Zinfos974 : Le montage financier de la nouvelle route du Littoral est-il crédible selon vous ?
Philippe Berne : Notre projet devait être lancé dans les mêmes termes, soit en 2013. Simplement, la différence c’est que le projet actuel prévoit une partie digue qui nécessitera, selon moi, des délais supplémentaires car les matériaux nécessaires sont considérables. En 2008, la route du Littoral était estimée à 1,6 milliards d’euros, aujourd’hui on est à 1,7 milliards. Il y a donc une grosse incertitude sur le coût.
Par ailleurs, le projet de Didier Robert prévoit trois voies dans les deux sens avec deux voies du milieu pour le Trans Eco Express. Ceci est une aberration. Nous avons tous en tête ce que nous impose le Grenelle de l’environnement. Alors que celui-ci prône le transport ferroviaire, nous voilà avec un projet du tout voiture qui ne règle pas la question de l’entrée sur Saint-Denis et sur la Possession puisque l’on passera de trois à deux voies.

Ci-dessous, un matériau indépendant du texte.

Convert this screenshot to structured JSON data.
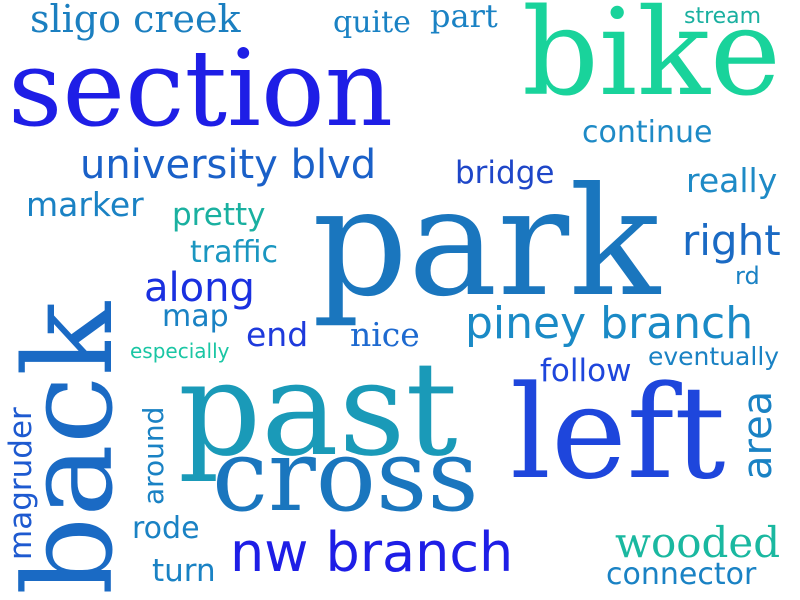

Concernant le montage financier, il n’est pas prévu de réactualisation financière, ce qui signifie qu’en cas de surcoût, seule la Région devra emprunter pour combler ce manque. Cela revient à dire que ce sont les contribuables qui devront passer à la caisse.
Comment jugez-vous l’initiative de créer un ensemble aéroportuaire combinant Gillot et Pierrefonds ?

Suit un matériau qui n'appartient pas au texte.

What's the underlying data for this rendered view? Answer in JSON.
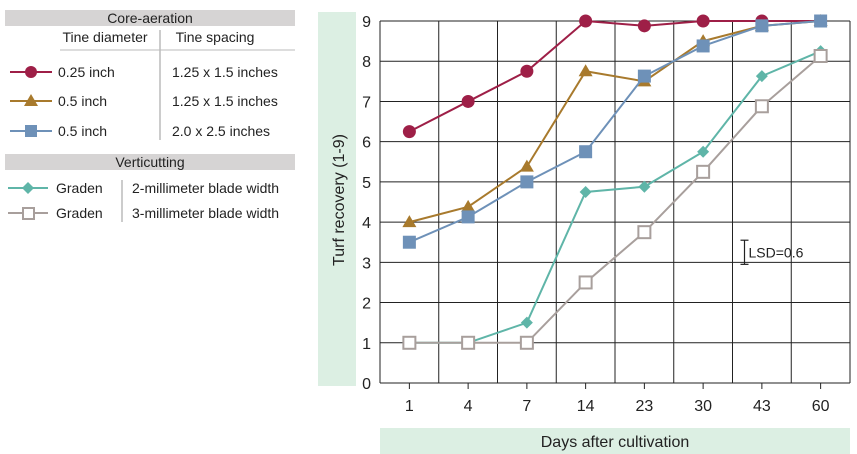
{
  "legend": {
    "aeration_title": "Core-aeration",
    "col_diameter": "Tine diameter",
    "col_spacing": "Tine spacing",
    "aeration_rows": [
      {
        "diameter": "0.25 inch",
        "spacing": "1.25 x 1.5 inches"
      },
      {
        "diameter": "0.5 inch",
        "spacing": "1.25 x 1.5 inches"
      },
      {
        "diameter": "0.5 inch",
        "spacing": "2.0 x 2.5 inches"
      }
    ],
    "verticutting_title": "Verticutting",
    "verticutting_rows": [
      {
        "machine": "Graden",
        "blade": "2-millimeter blade width"
      },
      {
        "machine": "Graden",
        "blade": "3-millimeter blade width"
      }
    ]
  },
  "colors": {
    "panel_bg": "#dcefe3",
    "header_bg": "#d6d4d4",
    "grid": "#222222"
  },
  "chart_data": {
    "type": "line",
    "categories": [
      "1",
      "4",
      "7",
      "14",
      "23",
      "30",
      "43",
      "60"
    ],
    "ylabel": "Turf recovery (1-9)",
    "xlabel": "Days after cultivation",
    "ylim": [
      0,
      9
    ],
    "yticks": [
      "0",
      "1",
      "2",
      "3",
      "4",
      "5",
      "6",
      "7",
      "8",
      "9"
    ],
    "grid": true,
    "annotation": "LSD=0.6",
    "lsd_value": 0.6,
    "series": [
      {
        "color": "#9e1f47",
        "marker": "circle",
        "values": [
          6.25,
          7.0,
          7.75,
          9.0,
          8.88,
          9.0,
          9.0,
          9.0
        ]
      },
      {
        "color": "#a87a2d",
        "marker": "triangle",
        "values": [
          4.0,
          4.38,
          5.38,
          7.75,
          7.5,
          8.5,
          8.88,
          9.0
        ]
      },
      {
        "color": "#6e91b8",
        "marker": "square",
        "values": [
          3.5,
          4.13,
          5.0,
          5.75,
          7.63,
          8.38,
          8.88,
          9.0
        ]
      },
      {
        "color": "#5fb5a8",
        "marker": "diamond",
        "values": [
          1.0,
          1.0,
          1.5,
          4.75,
          4.88,
          5.75,
          7.63,
          8.25
        ]
      },
      {
        "color": "#a89f9c",
        "marker": "open-square",
        "values": [
          1.0,
          1.0,
          1.0,
          2.5,
          3.75,
          5.25,
          6.88,
          8.13
        ]
      }
    ]
  }
}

L’aéroport de Gillot est financé à 60% par l’Etat, 25% par la Chambre de Commerce et 15% par les collectivités que sont la Région, le Département et la Cinor. On se rend compte que la Région fait, à travers ce financement, un cadeau à l’État. Nous, nous avions privilégié l’investissement plutôt que l’emprunt.
L’Alliance a été très sévère lors de la campagne avec le projet Trans Eco Express. Qu’en est-il maintenant ?

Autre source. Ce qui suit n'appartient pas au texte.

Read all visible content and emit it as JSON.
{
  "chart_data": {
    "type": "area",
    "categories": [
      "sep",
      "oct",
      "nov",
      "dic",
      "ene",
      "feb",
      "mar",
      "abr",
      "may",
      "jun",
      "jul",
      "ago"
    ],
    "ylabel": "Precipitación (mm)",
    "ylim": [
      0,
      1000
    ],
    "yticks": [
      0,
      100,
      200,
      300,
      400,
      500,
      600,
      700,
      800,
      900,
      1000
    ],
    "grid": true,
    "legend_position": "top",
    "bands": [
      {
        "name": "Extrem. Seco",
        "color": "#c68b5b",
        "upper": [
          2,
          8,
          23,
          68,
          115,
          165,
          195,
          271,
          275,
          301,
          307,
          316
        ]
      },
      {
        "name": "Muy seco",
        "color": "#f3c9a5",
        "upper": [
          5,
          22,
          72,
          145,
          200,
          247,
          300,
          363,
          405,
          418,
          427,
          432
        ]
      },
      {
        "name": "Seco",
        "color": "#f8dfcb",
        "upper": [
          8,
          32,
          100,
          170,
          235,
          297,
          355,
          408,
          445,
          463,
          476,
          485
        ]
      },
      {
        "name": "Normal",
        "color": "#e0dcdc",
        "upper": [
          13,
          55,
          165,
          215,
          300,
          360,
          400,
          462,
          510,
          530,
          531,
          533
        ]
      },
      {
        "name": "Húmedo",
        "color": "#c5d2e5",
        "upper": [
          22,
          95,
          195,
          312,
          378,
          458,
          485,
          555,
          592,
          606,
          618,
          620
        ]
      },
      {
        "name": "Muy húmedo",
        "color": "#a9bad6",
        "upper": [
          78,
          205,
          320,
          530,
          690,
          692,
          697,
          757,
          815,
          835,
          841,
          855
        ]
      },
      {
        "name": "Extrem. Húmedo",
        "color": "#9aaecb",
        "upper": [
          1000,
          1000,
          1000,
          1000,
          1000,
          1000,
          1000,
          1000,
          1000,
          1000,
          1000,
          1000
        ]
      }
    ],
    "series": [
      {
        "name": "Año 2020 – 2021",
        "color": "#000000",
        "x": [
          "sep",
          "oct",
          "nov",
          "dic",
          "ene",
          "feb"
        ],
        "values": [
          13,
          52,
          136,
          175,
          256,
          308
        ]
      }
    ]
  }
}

Ce projet est imparfait, il n’y a même pas d’avant-projet. Sa mise en place me laisse perplexe car on touche à la fois à des routes nationales, départementales et communales. A ce même titre, la préparation de l’acquisition du foncier sera un réel souci. On n’est pas prêt de voir les travaux débuter. Didier Robert et son équipe sont juste forts dans la communication.
Le projet Tram Train était-il non-finançable comme le suggère le président de Région ?
Nous, on avait un projet Tram Train qui débutait en 2010. Tout était bouclé financièrement. Cependant, on n’a pas eu la dotation ferroviaire promise par Dominique Bussereau (ndlr : à l’époque Ministre des Transports) et de François Fillon.
Ce qui est grave, c’est que Didier Robert n’a même pas essayé de négocier pour réactiver et donc obtenir cette dotation. Or, un président de Région se doit de trouver les pistes financières avantageuses pour son territoire.
Je pense qu’au-delà du Tram-Train, il entre dans une logique infernale. Je prends l’exemple du prêt d’ordinateurs aux élèves. Prêter un ordinateur c’est bien, mais le contenu n’a pas été discuté par le monde enseignant. Et que dire de l’état des machines au bout de quelques mois, ce sera le gouffre financier assuré.
Pensez-vous réellement qu’il y ait une chance de voir ressurgir le projet Tram-Train dans les prochaines années ?
Le blocage tenait à l’obtention de cette dotation ferroviaire. Un changement de gouvernement dans deux ans, suivi du retour d’une majorité Alliance au Conseil Régional en 2014 pourrait, en effet, réactiver ce projet. Martine Aubry, lors de son passage dans l’île s’était enthousiasmée du retour du rail sur notre territoire, alors on y pense toujours.